Bourne puffed once more, then said quietly, ‘Who wants t’ know?’
‘Why, he had an elder brother who’s my papa. They parted years afore I was born, some sort o’ misunderstanding. M’ father’s gettin’ frail an’ hoped t’ be reconciled. Now I have to write t’ him, you understand.’
Bourne got to his feat, crossed to the fire and knocked out his pipe on a log. He turned, but did not resume his chair, looking at Kydd with an unsettling intensity.
Then his gaze shifted; his wife was standing rigid behind Kydd, staring at her husband. His eyes returned to Kydd. ‘You’re a smart lad. What d’ they call ye?’
‘I’m Thomas – Tom Kydd.’ He looked steadily at the older man. ‘An’ do I call ye Uncle?’ he added softly.
In the stillness the hardwood fire snapped and spat, sending up fountains of red sparks. For a long time Bourne held his silence, until Kydd thought he had not heard. Then he spoke. ‘I guess you do that,’ he said.
‘Come, lass, sit by we,’ Kydd’s uncle said, after composure had been regained and whisky had been downed. She moved over and sat on the floor, close.
‘I’m goin’ t’ tell ye the whole nine yards, Thomas – Tom. It’s a long ways fr’m here to Guildford, so don’t go makin’ judgements before you’ve heard me out. I told ye no lie. About seven, eight year ago I weren’t happy. Ye might say I was miserable. I got t’ thinkin’ about life ’n’ all, and knew I was a-wastin’ the years God gave me. So I did somethin’ about it. Simple, really. I did a deal with m’ partner – Ned Gilman, right true sort he were. I spelled out t’ him that if he said I was took by a bear, an’ let me start a new life, I’d let him have the business. We shook on it, an’ I guess that’s it – here I am.’
‘Just – gave him th’ business?’
‘I did. But he suffered for it!’ His face wrinkled in amusement. ‘Folk said th’ bear tale was all a story – that really he’d murthered me an’ left me t’ rot, while he came back alone ’n’ claimed th’ business.’
Kydd remembered the hostility his enquiries had met and now understood. ‘Will ye leave y’r bones here, d’ye think?’ It was a far, far place, England, where ancient churches and the old ways comforted, with graveyards, ceremony and mourning at life’s end. What was there of that in this raw land?
‘Tom, you don’t know this land, y’ never lived here. It’s hard, break-y’r-heart bad at times, but it’s beautiful – because it’s so hard.’

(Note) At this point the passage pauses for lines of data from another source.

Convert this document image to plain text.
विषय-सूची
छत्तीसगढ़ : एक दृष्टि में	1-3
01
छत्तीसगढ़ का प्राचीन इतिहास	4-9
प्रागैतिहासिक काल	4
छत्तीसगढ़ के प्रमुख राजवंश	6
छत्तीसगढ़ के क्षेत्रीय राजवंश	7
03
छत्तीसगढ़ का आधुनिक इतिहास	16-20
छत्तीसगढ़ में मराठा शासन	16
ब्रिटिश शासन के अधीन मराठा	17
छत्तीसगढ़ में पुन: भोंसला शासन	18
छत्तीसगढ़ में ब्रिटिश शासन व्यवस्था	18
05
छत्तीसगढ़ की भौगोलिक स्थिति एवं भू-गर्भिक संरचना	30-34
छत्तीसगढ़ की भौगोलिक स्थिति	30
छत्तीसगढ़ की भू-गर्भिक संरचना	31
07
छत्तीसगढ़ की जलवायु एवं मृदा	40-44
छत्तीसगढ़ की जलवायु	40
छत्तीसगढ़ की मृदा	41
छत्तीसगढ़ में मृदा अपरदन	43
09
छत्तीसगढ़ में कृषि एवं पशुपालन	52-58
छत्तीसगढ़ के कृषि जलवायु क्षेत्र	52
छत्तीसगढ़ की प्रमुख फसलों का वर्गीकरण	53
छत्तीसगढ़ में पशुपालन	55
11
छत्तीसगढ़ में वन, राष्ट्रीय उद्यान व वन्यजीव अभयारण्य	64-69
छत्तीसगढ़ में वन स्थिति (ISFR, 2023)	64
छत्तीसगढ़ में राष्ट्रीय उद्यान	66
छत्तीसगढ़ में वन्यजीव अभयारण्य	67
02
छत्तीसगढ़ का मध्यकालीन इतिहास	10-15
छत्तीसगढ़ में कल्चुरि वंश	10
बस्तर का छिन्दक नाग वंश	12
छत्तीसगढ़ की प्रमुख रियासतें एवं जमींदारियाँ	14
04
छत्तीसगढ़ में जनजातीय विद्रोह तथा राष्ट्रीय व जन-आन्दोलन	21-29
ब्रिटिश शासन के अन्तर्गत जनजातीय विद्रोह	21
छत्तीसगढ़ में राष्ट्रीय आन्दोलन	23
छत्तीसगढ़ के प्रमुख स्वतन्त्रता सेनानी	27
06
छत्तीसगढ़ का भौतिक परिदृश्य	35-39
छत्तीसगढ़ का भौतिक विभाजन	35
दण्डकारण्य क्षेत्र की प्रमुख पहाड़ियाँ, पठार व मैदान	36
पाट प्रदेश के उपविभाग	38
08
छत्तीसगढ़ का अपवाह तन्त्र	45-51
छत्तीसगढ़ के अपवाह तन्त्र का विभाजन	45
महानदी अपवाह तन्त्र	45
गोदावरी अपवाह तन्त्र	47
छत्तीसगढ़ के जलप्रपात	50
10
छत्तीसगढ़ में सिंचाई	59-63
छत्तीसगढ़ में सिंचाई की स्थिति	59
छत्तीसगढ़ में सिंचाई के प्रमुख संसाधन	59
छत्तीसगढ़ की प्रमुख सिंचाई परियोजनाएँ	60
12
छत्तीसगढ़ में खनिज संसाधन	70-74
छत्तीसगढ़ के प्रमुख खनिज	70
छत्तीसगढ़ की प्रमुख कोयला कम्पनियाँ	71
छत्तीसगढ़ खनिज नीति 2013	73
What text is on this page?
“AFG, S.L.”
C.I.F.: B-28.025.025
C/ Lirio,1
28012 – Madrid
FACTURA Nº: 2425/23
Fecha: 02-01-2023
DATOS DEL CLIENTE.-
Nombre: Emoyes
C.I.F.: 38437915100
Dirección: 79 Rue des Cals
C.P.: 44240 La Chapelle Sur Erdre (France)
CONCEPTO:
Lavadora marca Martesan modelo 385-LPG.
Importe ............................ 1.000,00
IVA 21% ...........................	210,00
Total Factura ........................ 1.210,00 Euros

He stood up suddenly. ‘Come wi’ me.’ He strode to the door and out into the gathering dusk. The sun was going down in a display of soft lilac and grey; a mist hung over the still waters and the peace was only broken by the secret sounds of nature.
‘See there? It’s a land so big we don’t know how far it is t’ the other side. It’s new an’ raw, open to all – the west an’ the north is all waiting, mile on mile o’ country without it’s seen a man. But that’s what I want, t’ be at peace. M’ heart is here, Tom, where I c’n live like God means me to.’
Kydd saw his face light up as he spoke. ‘How d’ ye live? Y’r carving?’
Turning to him the older man spoke quietly but firmly. ‘T’ you, I’m a poor man. I ask ye to think of what I have here – all m’ time is my own, all of it. This place is mine, I built it m’self as I want it. And yes, I carve – in winter y’ has a lot o’ time, an’ what better than t’ create with y’r own hands?’
He chuckled. ‘Y’ saw the choughs. I didn’t think t’ see anyone fr’m old Guildford here. But it keeps me in coin enough t’ meet m’ needs.’ He threw open a door to a side cabin. In the gloom Kydd could see huge figures: griffons, mermaids, solemn aldermen and long, decorative side panels. The odour of fresh-carved timber chips was resinous and powerful. ‘The yards ’re startin’ for th’ year. They’ll be wantin’ the winter’s work now.’
They trudged back to the main cabin. A train-oil lamp was burning inside, intensifying the shadows, while the smell of beef pie and potatoes eddied about.
‘Now, m’ lad, how’s about you tell me about Guildford an’ y’r folks?’
Kydd talked of the old country, of the stirring changes that had resulted from this final great war with the French, the school they had bravely started, the appearance of various little ones in the family. At one point Kydd stopped, letting the stillness hang, then asked carefully, ‘We were told there was a misunderstanding with my papa, Uncle. Was it s’ bad you remember it t’ this day?’